Last Sunday Pat Conover spoke about Seekers as “part of the Resurrected Body of Christ.” In Pat’s words,

We are parts of the Resurrected Body of Christ here and now. We are a current expression and shared embodiment of the ever changing relationships of communities of Christians who, from generation to generation, have oriented their lives to shared memories of the inspiration and guidance of Jesus. We are embodied memories of the inspiration and guidance of Jesus.

Pat bolded “embodied” for emphasis in the text version of his sermon on our website. “We are embodied memories of the inspiration and guidance of Jesus.” Elsewhere Paul encourages the Corinthians to “put away childish things.” So it seems clear that having “childish things” in my life is incompatible with embodying much of anything about Jesus.  And this long-standing habit of relying on others for motivation and energy certainly qualifies as a childish thing. I learned it in my childhood, and I continued to practice it throughout my life, yet I now claim to be part of a community where we incarnate memories and guidance of Jesus, certainly not a childish thing.

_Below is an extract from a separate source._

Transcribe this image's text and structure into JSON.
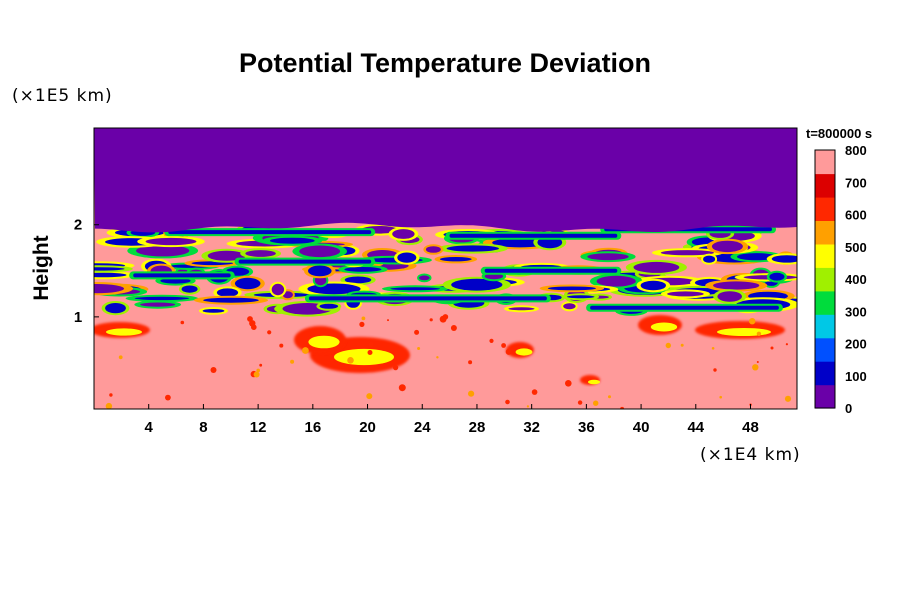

It’s time now to offer some kind of conclusion to this sermon, and I find that difficult. I have shared with you from the cutting edge of a major issue in my life. You should know that I have taken a few small steps towards dealing with this, toward doing a little better job of the embodying.  These are limited, and confidentiality prevents me from sharing them. I hope that you have found my story helpful and an invitation to reflect on the childish things in your own life that get in the way of embodying memories and guidance of Jesus.  So I leave you with the questions I am still trying to answer for myself: What does it mean in this time and place to have hope in the unseen, in God’s vision for our lives? What does it mean now to be an embodied memory of Jesus? Amen.